O resultado da eleição mostraria um claro triunfo para o primeiro dos modelos. De repente, descobre-se que o “Debate revela o caráter conservador dos Estados Unidos” (título da Folha de S. Paulo de 7 de novembro de 2004) e que, nesta eleição, votou-se por valores e não por plataformas de políticas públicas internas e de segurança nacional ou por promessas de continuidade ou descontinuidade de políticas externas. Indo na direção desse raciocínio, o próximo passo seria esperar que a classe política dos Estados Unidos, sob a direção de George W. Bush, passe a “globalizar” – mesmo que ao preço da “diplomacia das canhoneiras” – o espírito mais conservador e puritano norte-americano. Seriam saudosos os tempos de guerra do Kosovo, do Iraque e do Afeganistão, em que os Estados Unidos ao menos exportavam sua visão de democracia e de direitos humanos.

É bem verdade que, com o presidente Bush, um dos grupos que saem mais fortalecidos no interior da administração é o chamado grupo político dos conservadores. Esse grupo terá mais quatro anos para tentar concretizar, através de políticas públicas internas ou em política externa, o paradigma conservador. Saem fortalecidos também grupos ativistas da direita religiosa como o Maioria Moral. E é também verdade que os eleitores latinos (ou hispanos, como são classificados nos Estados Unidos) votaram desta vez mais em Bush (46% contra 44% a favor do senador Kerry. Na eleição anterior haviam votado 65% a favor de Al Gore contra 35% para Bush). E é certo também que os Estados do sul e do oeste dos Estados Unidos, de vocação mais agrícola, de maior concentração de hispanos e de maior apego aos valores cristãos tradicionais, votaram majoritariamente em Bush. Os valores compartilhados por esses grupos de ativistas, étnicos e sociogeográficos foram fundamentais para o marketing político da equipe que dirigiu a campanha de Bush e seus votos podem ter decidido a eleição.

Nesse dilema civilizatório que se vislumbraria a partir do resultado das eleições nos Estados Unidos, o caso dos hispânicos é ilustrativo. Tornou-se famosa, durante quase toda a década de 90 e início deste milênio, a teoria do professor Samuel Huntington de que o mundo bipolar da guerra fria passava a ser substituído pelo “choque de civilizações”. Nesse choque de civilizações, a dinâmica do conflito estaria dada pelo confronto do “Ocidente contra o resto”.

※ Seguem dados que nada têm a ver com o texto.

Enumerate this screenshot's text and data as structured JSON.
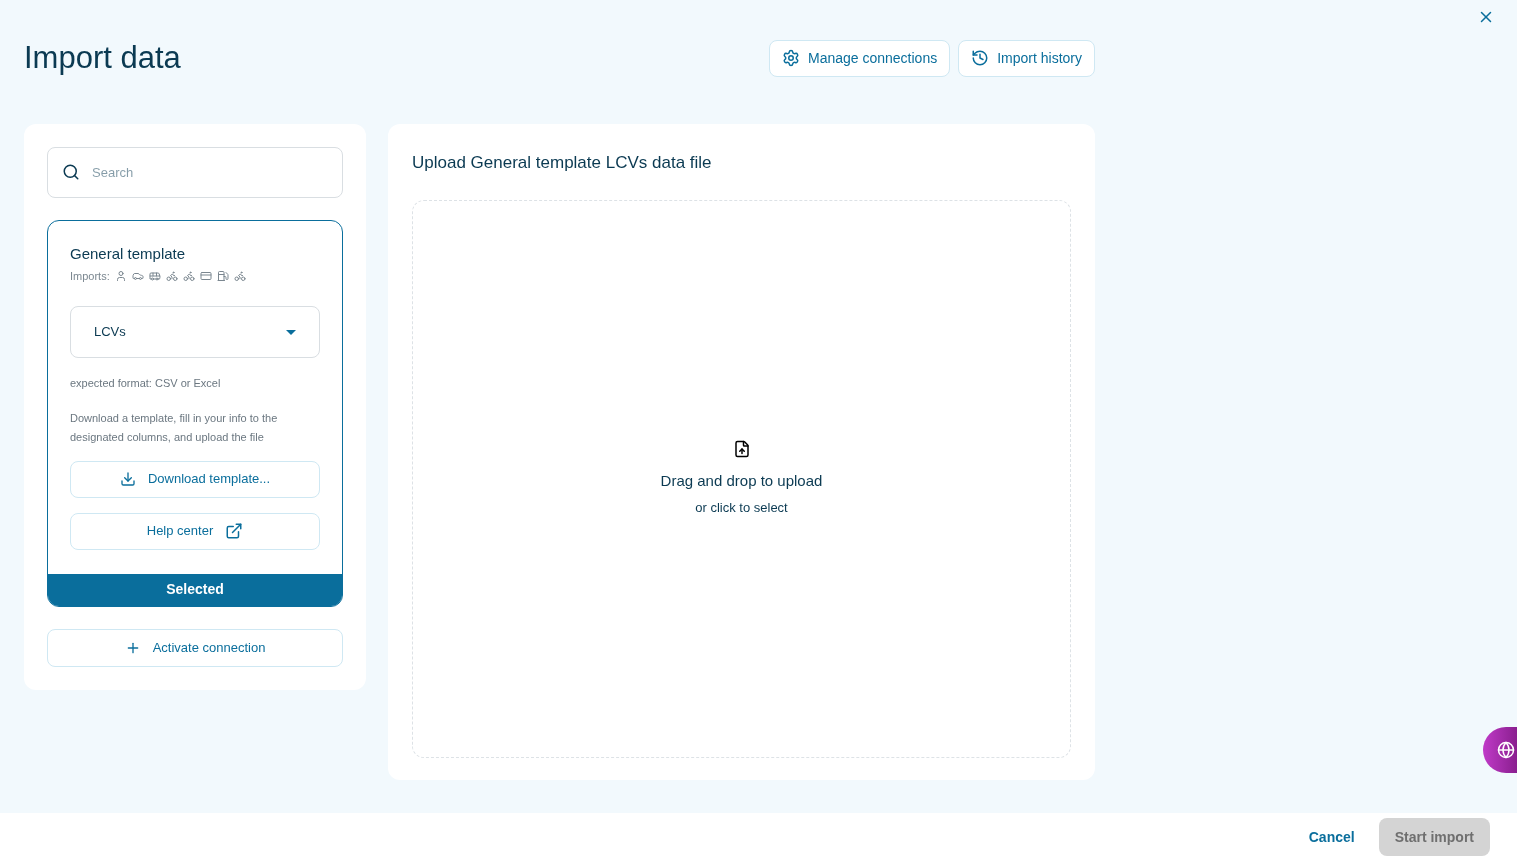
{
  "title": "Import data",
  "header_buttons": [
    {
      "kind": "gear",
      "label": "Manage connections"
    },
    {
      "kind": "history",
      "label": "Import history"
    }
  ],
  "search": {
    "placeholder": "Search"
  },
  "template": {
    "title": "General template",
    "imports_label": "Imports:",
    "dropdown": {
      "value": "LCVs"
    },
    "format": "expected format: CSV or Excel",
    "description": "Download a template, fill in your info to the designated columns, and upload the file",
    "download": "Download template...",
    "help": "Help center",
    "selected": true,
    "selected_label": "Selected"
  },
  "activate": "Activate connection",
  "upload": {
    "title": "Upload General template LCVs data file",
    "main": "Drag and drop to upload",
    "sub": "or click to select"
  },
  "footer": {
    "cancel": "Cancel",
    "start": {
      "label": "Start import",
      "disabled": true
    }
  }
}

A julgar pelos comentários na mídia sobre a polarização entre valores que decorrem do resultado das eleições, poderíamos acreditar que um paradoxo que se revela é que o “choque de civilizações” está no próprio Ocidente, quer dizer, no interior da sociedade norte-americana. De que outra maneira poderíamos julgar a fervorosa declaração de um militante hispânico conservador de que “ambos os partidos precisam voltar ao passado e compreender o caráter cristão da Constituição e da Declaração de Independência dos Estados Unidos” (Folha de S. Paulo, 7 de novembro de 2004)?. Não deixa de ser curiosa a aliança entre brancos e hispânicos pró-Bush, considerado este último grupo étnico de cultura política tradicional e autoritária um desafio às instituições democráticas do país, de acordo com o próprio Huntington. Parece que os hispânicos, sobretudo os mexicanos do Novo México, Texas e Califórnia, fizeram a sua vingança contra as teorias do professor Huntington.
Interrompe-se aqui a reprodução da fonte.